Am Montag abend flog ein Tweet durch meine Timeline und die meisten werden schon davon gelesen haben.
“My earlier rumor about LIGO has been confirmed by independent sources. Stay tuned! Gravitational waves may have been discovered!! Exciting.”
Ein Gerücht, das von Lawrence Krauss in die Welt gesetzt wird, wird von ihm selbst nochmal wiederholt. Was die “unabhängige Quelle” ist, sagt er nicht. Nun gehören Gravitationswellen zu den Dingen, deren Entdeckung tatsächlich der Definition von “ziemlich großes Ding” entspricht. Das heißt für mich auf der einen Seite, dass es sich lohnt dem Gerücht hinterher zu recherchieren, aber auch, dass besondere Vorsicht geboten ist. Historisch gesehen werden große Entdeckungen sehr viel öfter angekündigt als gemacht.
Meine Reaktion war also das übliche: Erstmal schauen ob irgendetwas dran ist, ob sonst noch jemand darüber schreibt. Tatsächlich fand sich ein Blogpost, das eine ähnliche Aussage mit nur wenig mehr Details macht. Vielleicht war dieses Posting auch die “unabhängige Quelle” auf die sich Krauss bezog.
Nun gehören Gravitationswellendetektoren nicht gerade zu meinen Spezialgebieten (so ganz ohne Raketentriebwerke … tsk), also habe ich erst einmal nachgeschaut, was LIGO eigentlich ist und was es wissenswertes über den Detektor gibt. Wie sich herausstellt, wurde LIGO vor einiger Zeit verbessert und ist seit September etwa 3x so empfindlich wie zuvor und so der mit Abstand empfindlichste Detektor der Welt. Prinzipiell möglich ist es also.
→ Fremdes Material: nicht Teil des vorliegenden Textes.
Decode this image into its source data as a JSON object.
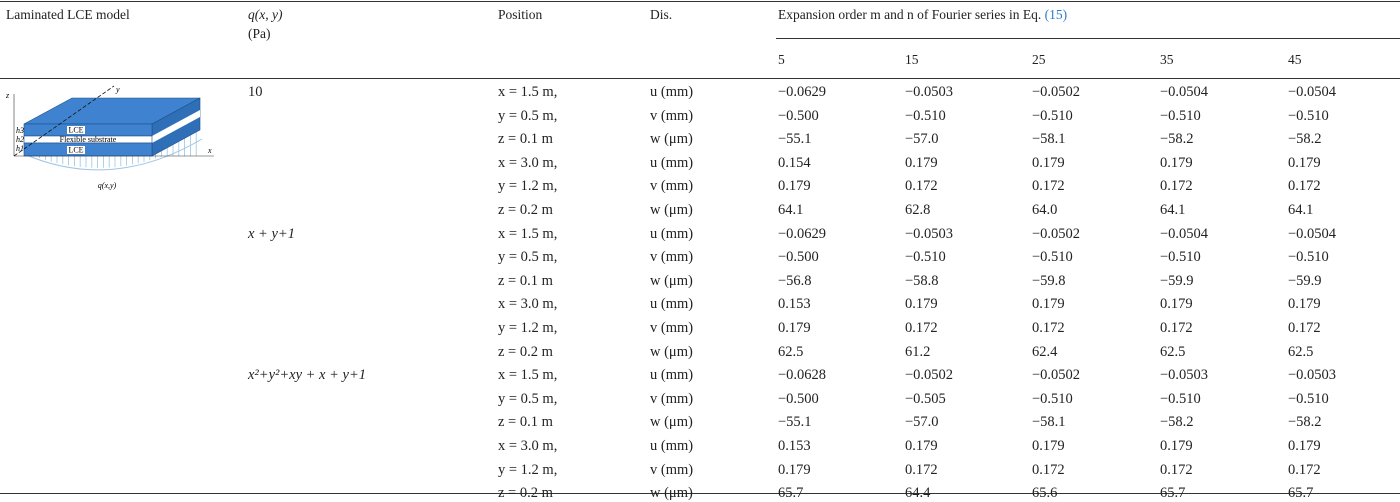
{
  "table": {
    "header": {
      "model": "Laminated LCE model",
      "load": "q(x, y)",
      "load_unit": "(Pa)",
      "position": "Position",
      "dis": "Dis.",
      "expansion": "Expansion order m and n of Fourier series in Eq.",
      "eq_ref": "(15)",
      "orders": [
        "5",
        "15",
        "25",
        "35",
        "45"
      ]
    },
    "groups": [
      {
        "load": "10",
        "rows": [
          {
            "position": "x = 1.5 m,",
            "dis": "u (mm)",
            "values": [
              "−0.0629",
              "−0.0503",
              "−0.0502",
              "−0.0504",
              "−0.0504"
            ]
          },
          {
            "position": "y = 0.5 m,",
            "dis": "v (mm)",
            "values": [
              "−0.500",
              "−0.510",
              "−0.510",
              "−0.510",
              "−0.510"
            ]
          },
          {
            "position": "z = 0.1 m",
            "dis": "w (μm)",
            "values": [
              "−55.1",
              "−57.0",
              "−58.1",
              "−58.2",
              "−58.2"
            ]
          },
          {
            "position": "x = 3.0 m,",
            "dis": "u (mm)",
            "values": [
              "0.154",
              "0.179",
              "0.179",
              "0.179",
              "0.179"
            ]
          },
          {
            "position": "y = 1.2 m,",
            "dis": "v (mm)",
            "values": [
              "0.179",
              "0.172",
              "0.172",
              "0.172",
              "0.172"
            ]
          },
          {
            "position": "z = 0.2 m",
            "dis": "w (μm)",
            "values": [
              "64.1",
              "62.8",
              "64.0",
              "64.1",
              "64.1"
            ]
          }
        ]
      },
      {
        "load": "x + y+1",
        "rows": [
          {
            "position": "x = 1.5 m,",
            "dis": "u (mm)",
            "values": [
              "−0.0629",
              "−0.0503",
              "−0.0502",
              "−0.0504",
              "−0.0504"
            ]
          },
          {
            "position": "y = 0.5 m,",
            "dis": "v (mm)",
            "values": [
              "−0.500",
              "−0.510",
              "−0.510",
              "−0.510",
              "−0.510"
            ]
          },
          {
            "position": "z = 0.1 m",
            "dis": "w (μm)",
            "values": [
              "−56.8",
              "−58.8",
              "−59.8",
              "−59.9",
              "−59.9"
            ]
          },
          {
            "position": "x = 3.0 m,",
            "dis": "u (mm)",
            "values": [
              "0.153",
              "0.179",
              "0.179",
              "0.179",
              "0.179"
            ]
          },
          {
            "position": "y = 1.2 m,",
            "dis": "v (mm)",
            "values": [
              "0.179",
              "0.172",
              "0.172",
              "0.172",
              "0.172"
            ]
          },
          {
            "position": "z = 0.2 m",
            "dis": "w (μm)",
            "values": [
              "62.5",
              "61.2",
              "62.4",
              "62.5",
              "62.5"
            ]
          }
        ]
      },
      {
        "load": "x²+y²+xy + x + y+1",
        "rows": [
          {
            "position": "x = 1.5 m,",
            "dis": "u (mm)",
            "values": [
              "−0.0628",
              "−0.0502",
              "−0.0502",
              "−0.0503",
              "−0.0503"
            ]
          },
          {
            "position": "y = 0.5 m,",
            "dis": "v (mm)",
            "values": [
              "−0.500",
              "−0.505",
              "−0.510",
              "−0.510",
              "−0.510"
            ]
          },
          {
            "position": "z = 0.1 m",
            "dis": "w (μm)",
            "values": [
              "−55.1",
              "−57.0",
              "−58.1",
              "−58.2",
              "−58.2"
            ]
          },
          {
            "position": "x = 3.0 m,",
            "dis": "u (mm)",
            "values": [
              "0.153",
              "0.179",
              "0.179",
              "0.179",
              "0.179"
            ]
          },
          {
            "position": "y = 1.2 m,",
            "dis": "v (mm)",
            "values": [
              "0.179",
              "0.172",
              "0.172",
              "0.172",
              "0.172"
            ]
          },
          {
            "position": "z = 0.2 m",
            "dis": "w (μm)",
            "values": [
              "65.7",
              "64.4",
              "65.6",
              "65.7",
              "65.7"
            ]
          }
        ]
      }
    ]
  },
  "figure": {
    "labels": {
      "top_layer": "LCE",
      "substrate": "Flexible substrate",
      "bottom_layer": "LCE",
      "h3": "h3",
      "h2": "h2",
      "h1": "h1",
      "x": "x",
      "y": "y",
      "z": "z",
      "load": "q(x,y)"
    }
  }
}
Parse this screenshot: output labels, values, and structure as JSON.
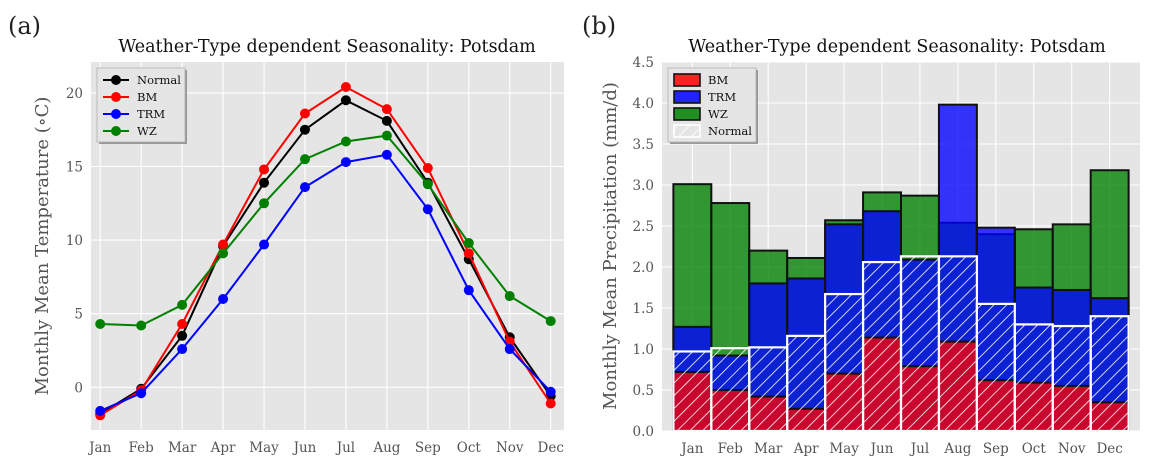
{
  "chart_data": [
    {
      "panel": "(a)",
      "type": "line",
      "title": "Weather-Type dependent Seasonality: Potsdam",
      "xlabel": "",
      "ylabel": "Monthly Mean Temperature (∘C)",
      "categories": [
        "Jan",
        "Feb",
        "Mar",
        "Apr",
        "May",
        "Jun",
        "Jul",
        "Aug",
        "Sep",
        "Oct",
        "Nov",
        "Dec"
      ],
      "ylim": [
        -2.9,
        22.1
      ],
      "yticks": [
        0,
        5,
        10,
        15,
        20
      ],
      "grid": true,
      "legend_position": "top-left",
      "series": [
        {
          "name": "Normal",
          "color": "#000000",
          "values": [
            -1.8,
            -0.1,
            3.5,
            9.6,
            13.9,
            17.5,
            19.5,
            18.1,
            13.9,
            8.7,
            3.4,
            -0.6
          ]
        },
        {
          "name": "BM",
          "color": "#ff0000",
          "values": [
            -1.9,
            -0.2,
            4.3,
            9.7,
            14.8,
            18.6,
            20.4,
            18.9,
            14.9,
            9.1,
            3.1,
            -1.1
          ]
        },
        {
          "name": "TRM",
          "color": "#0000ff",
          "values": [
            -1.6,
            -0.4,
            2.6,
            6.0,
            9.7,
            13.6,
            15.3,
            15.8,
            12.1,
            6.6,
            2.6,
            -0.3
          ]
        },
        {
          "name": "WZ",
          "color": "#008000",
          "values": [
            4.3,
            4.2,
            5.6,
            9.1,
            12.5,
            15.5,
            16.7,
            17.1,
            13.8,
            9.8,
            6.2,
            4.5
          ]
        }
      ]
    },
    {
      "panel": "(b)",
      "type": "bar",
      "title": "Weather-Type dependent Seasonality: Potsdam",
      "xlabel": "",
      "ylabel": "Monthly Mean Precipitation (mm/d)",
      "categories": [
        "Jan",
        "Feb",
        "Mar",
        "Apr",
        "May",
        "Jun",
        "Jul",
        "Aug",
        "Sep",
        "Oct",
        "Nov",
        "Dec"
      ],
      "ylim": [
        0,
        4.5
      ],
      "yticks": [
        "0.0",
        "0.5",
        "1.0",
        "1.5",
        "2.0",
        "2.5",
        "3.0",
        "3.5",
        "4.0",
        "4.5"
      ],
      "grid": true,
      "legend_position": "top-left",
      "series": [
        {
          "name": "BM",
          "color": "#ff0000",
          "values": [
            0.72,
            0.5,
            0.42,
            0.27,
            0.7,
            1.14,
            0.79,
            1.09,
            0.62,
            0.59,
            0.55,
            0.35
          ]
        },
        {
          "name": "TRM",
          "color": "#0000ff",
          "values": [
            1.27,
            0.92,
            1.8,
            1.86,
            2.52,
            2.68,
            2.09,
            3.98,
            2.48,
            1.75,
            1.72,
            1.62
          ]
        },
        {
          "name": "WZ",
          "color": "#008000",
          "values": [
            3.01,
            2.78,
            2.2,
            2.11,
            2.57,
            2.91,
            2.87,
            2.54,
            2.4,
            2.46,
            2.52,
            3.18
          ]
        },
        {
          "name": "Normal",
          "color": "#ffffff",
          "hatch": true,
          "values": [
            0.97,
            1.01,
            1.02,
            1.16,
            1.67,
            2.06,
            2.13,
            2.13,
            1.55,
            1.3,
            1.28,
            1.4
          ]
        }
      ]
    }
  ]
}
Aber darüber hinaus gibt es nur einen Tweet, der sogar sich selbst als Gerücht beschreibt. Was habe ich also Montagabend nach der Recherche gemacht? Nichts. Natürlich hätte ich aus all dem einen Artikel schreiben und verkaufen können. Er wäre auch keineswegs schlecht bezahlt gewesen. Aber was hätte drin gestanden?
“Es gibt Gerüchte” und “Es wurden Gravitationswellen gemessen”. Zusammen mit einer Reihe von Details über den Detektor und wie er verbessert wurde. Hängengeblieben wäre: “Es wurden Gravitationswellen gemessen”. Dass hinter der Pressemeldung nur ein einziger Tweet ohne Quelle oder sonstige Substanz stand, ist dann längst vergessen.
Im Februar (es ist eine Pressekonferenz angekündigt, am Tag bevor das neue Budget beschlossen wird), kommt dann vielleicht die Bestätigung – entweder der Messung oder eines Fehlalarms. Die Messungen sind diffizil und die Standards, die an solche Messungen angelegt werden, sind in der fundamentalen Physik dankbarerweise sehr hoch. Messwerte, die wie deutliche Signale aussehen, werden mit schöner Regelmäßigkeit als Fehler oder bloßer Zufall enttarnt.
Dann löst sich plötzlich die vermeintlich sensationelle Entdeckung wieder in Luft auf. Trotzdem wird immer wieder berichtet. Im Guardian unter der Überschrift “Scientists struggle to stay grounded after possible gravitational wave signal”. (auf deutsch etwa “Wissenschaftler können kaum auf dem Teppich bleiben, nach möglichem Signal von Gravitationswelle”) Dabei sind es gerade die Wissenschaftler von LIGO selbst, die damit überhaupt kein Problem haben und sagen “wir sind noch nicht so weit, wartet ab”.
Es ist gerade so, als hätte man aus dem Theater um das Higgs Boson nichts gelernt.